Deputy Russian Ambassador to Zimbabwe Mr Sergey Kuzin described the support as part of a broader commitment to tackling climate driven hunger.
“This donation is part of Russia’s contribution to the United Nations World Food Programme, aimed at helping communities overcome the impacts of climate change,” he said.
Government officials echoed the sentiment, emphasising the importance of collaboration.
“This timely support is essential in ensuring that no one is left behind during this lean season,” said Acting Chief Director of Social Development and Disability Affairs Mr Tawanda Zimhunga.
Yet even as food aid offers temporary respite, a deeper and more complex crisis continues to unfold — one that pits survival against survival. Encounters between people and wildlife are no longer rare or isolated. According to ZimParks, reported cases of human wildlife conflict rose sharply from 1 654 in 2024 to 2 090 in 2025, a 26 percent increase, with elephants among the most commonly involved animals.
“Climate change has fundamentally impacted the dynamics of our ecosystems. Our responsibility is to adapt our management approaches while working closely with communities and partners to reduce risk and build resilience,” said ZimParks Director General Professor Edson Gandiwa.

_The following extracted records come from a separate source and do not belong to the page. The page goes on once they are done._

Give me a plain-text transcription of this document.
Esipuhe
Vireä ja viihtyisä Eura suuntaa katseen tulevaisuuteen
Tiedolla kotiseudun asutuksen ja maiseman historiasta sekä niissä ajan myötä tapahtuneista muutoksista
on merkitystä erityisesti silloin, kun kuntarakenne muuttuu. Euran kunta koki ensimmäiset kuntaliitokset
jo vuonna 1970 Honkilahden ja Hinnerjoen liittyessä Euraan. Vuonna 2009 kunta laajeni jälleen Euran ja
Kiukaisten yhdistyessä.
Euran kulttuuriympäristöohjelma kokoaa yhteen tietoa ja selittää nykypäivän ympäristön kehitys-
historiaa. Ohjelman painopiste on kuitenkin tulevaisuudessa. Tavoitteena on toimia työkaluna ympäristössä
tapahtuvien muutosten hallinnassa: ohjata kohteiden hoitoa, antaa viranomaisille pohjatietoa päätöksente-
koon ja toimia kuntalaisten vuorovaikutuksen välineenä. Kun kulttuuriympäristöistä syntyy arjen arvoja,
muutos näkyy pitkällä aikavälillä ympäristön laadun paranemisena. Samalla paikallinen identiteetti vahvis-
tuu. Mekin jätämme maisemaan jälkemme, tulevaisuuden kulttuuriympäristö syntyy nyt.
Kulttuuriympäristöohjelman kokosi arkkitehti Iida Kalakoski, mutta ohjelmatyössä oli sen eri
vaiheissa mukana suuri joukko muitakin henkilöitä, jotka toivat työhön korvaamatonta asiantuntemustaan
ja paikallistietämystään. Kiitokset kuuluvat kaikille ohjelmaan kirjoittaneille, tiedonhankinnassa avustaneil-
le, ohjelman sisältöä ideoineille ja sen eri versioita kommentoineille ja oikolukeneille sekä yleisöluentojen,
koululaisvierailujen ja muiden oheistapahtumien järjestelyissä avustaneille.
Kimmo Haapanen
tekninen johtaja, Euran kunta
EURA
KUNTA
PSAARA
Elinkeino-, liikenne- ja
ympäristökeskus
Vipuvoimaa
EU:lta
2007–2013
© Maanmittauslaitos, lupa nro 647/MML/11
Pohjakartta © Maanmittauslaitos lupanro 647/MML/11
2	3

Shifting weather patterns are reshaping wildlife behaviour, pushing animals beyond traditional habitats in search of food and water. In places like Bulilima, elephants are no longer distant silhouettes confined to protected parks — they are uninvited visitors trampling through communal fields. Conservationists caution against seeing the animals as villains alone. With shrinking water sources and altered grazing routes, elephants too are navigating a landscape in flux. Here, people and wildlife are increasingly competing for the same fragile resources.
Efforts to ease this tension are beginning to surface. ZimParks, alongside communities and partners, is promoting chilli based deterrents to keep elephants at bay, while supporting stronger livestock enclosures to protect household assets.
Community based conservation initiatives are also being encouraged, enabling villagers to benefit from wildlife while taking an active role in managing it. For now, however, these solutions remain works in progress.
As the sun sinks low over Malalume, villagers begin the slow journey home — sacks of grain balanced on heads, wheelbarrows rattling over dust, donkey drawn carts creaking along narrow paths. Children trail behind, their laughter briefly piercing the heaviness of the day. For now, there is food. For tomorrow, there are questions.
In Bulilima, the climate crisis is no longer an abstract theory debated in distant rooms. It is lived daily — in saturated soil, empty granaries and the heavy tread of elephants in the night. For Ms Dube, hope persists, quiet and unyielding.
“We have seen bad years before. We will survive this one too,” she said.
But as seasons grow less predictable and the boundary between people and wildlife continues to blur, survival is no longer just about endurance. It is about relearning how to live with a land that is changing beneath one’s feet. And in Bulilima, that lesson is still being written — in mud, in footprints and in the fragile promise carried by the next rain.